短編小説「恋」



 恋って、スポ根ドラマの特訓のことだったのね。
 私、えっらいシゴかれようです。
 毎日毎日、宮崎アニメやら「ショーシャンクの空に」やら「おしん」やら見せられて、もうヘロヘロなんですよ。
 その上、ちょっとでも涙を見せると、ハリセンで叩かれるんです。後頭部をスパーンと。それこそ泣いちゃいそうなのに。
 でも、耐えなきゃいけないんです。この恋を成就させるために。
 それが終わると、今度はサウナです。蒸し風呂じゃなくて、乾いた方のやつなんですよ。
 これがまたキツいのキツくないの。
 水分、取らせてくれないんですよぉ。まるで力石がバンタム級に落とすみたいな。
 水分を避けることに慣れる。そういう理屈らしいです。
 毎日、1分づつ時間を延ばすんです。別にダイエットとかじゃないんですよ。
 ベルが鳴ると、ようやくコーチが許してくれるんです。そしてやっと冷たい水に浸かれるんです。
 これが恋なんですね。


 ゴミは捨てるわ、タンカーはひっくり返すわ、原潜は沈めるわ、海の汚染はヒドイですよね。
 私、そーいうのにすっごくフンガイする質なんですよ。
 ずっと綺麗な海を見てきたせいか、うちの家族はみんなそう思ってます。

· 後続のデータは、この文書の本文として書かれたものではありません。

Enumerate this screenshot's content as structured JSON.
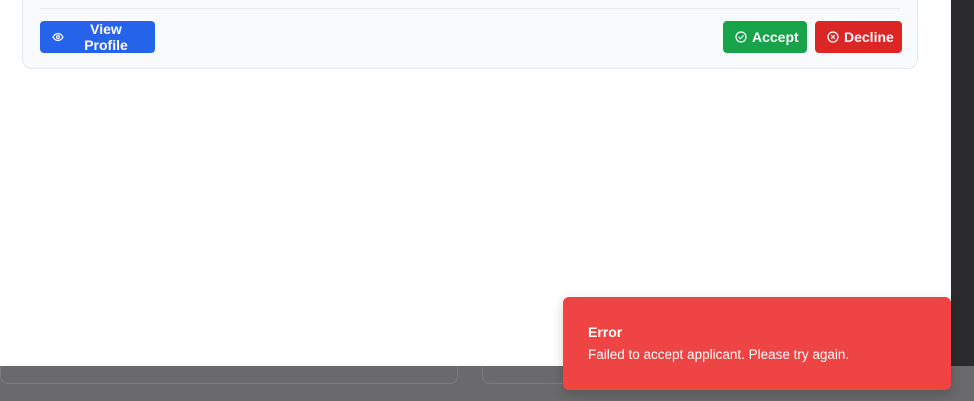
{
  "applicant_card": {
    "view_profile_label": "View Profile",
    "accept_label": "Accept",
    "decline_label": "Decline",
    "icons": {
      "view_profile": "eye-icon",
      "accept": "check-circle-icon",
      "decline": "x-circle-icon"
    }
  },
  "toast": {
    "title": "Error",
    "description": "Failed to accept applicant. Please try again.",
    "variant": "destructive",
    "color": "#ef4444"
  },
  "colors": {
    "primary": "#2563eb",
    "success": "#16a34a",
    "danger": "#dc2626"
  }
}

本気でやめて欲しいんですよね。
 まあ、それはいいんですけど。
 カレ、お金持ちらしくて。
 ボートとか持ってるみたいなんですよ。初めて出会った時も、カレ、自分のボートで釣りに来てたんですよね。
 たまたま近くで泳いでたんですけど。地元民しか知らないような入り江だから、水着も着てなかったんですよぉ。
 もう、びっくりしちゃって。
 あわてて逃げちゃったんですよね。
 で、その日以来、ずっと。
 これが恋なんですよ、ね…。


 今日は最後の仕上げです。
 ついに最強の敵です。「フランダースの犬」。しかも最終回。
 これで涙を我慢するなんて、男塾の油風呂よりキビシイと思いません!?
 でもね、耐えなきゃいけないんです。耐えたら、やっとカレに会えるんだから。
 頑張らなくっちゃ。恋なんですもの。


 「やっと、会えたね」
 って、カレ。
 カレの声を聞いた途端…。
 ああ、ダメ。
 涙が出ちゃう。
 あんなに特訓したのに。
 でも…。
 ぽろぽろ。ぽろぽろ。
 私、泣いちゃいました。
 嬉しくて…。


 ころころ。ころころ。
 私の涙が、砂浜に転がります。
 月明かりに照らされて、きらきら光る真珠の粒が。
 でも、関係ないの。
 カレが抱きしめてくれたから…。
 まだうまく歩けないけど、私、頑張ります。
 だって、これが恋なんですもの。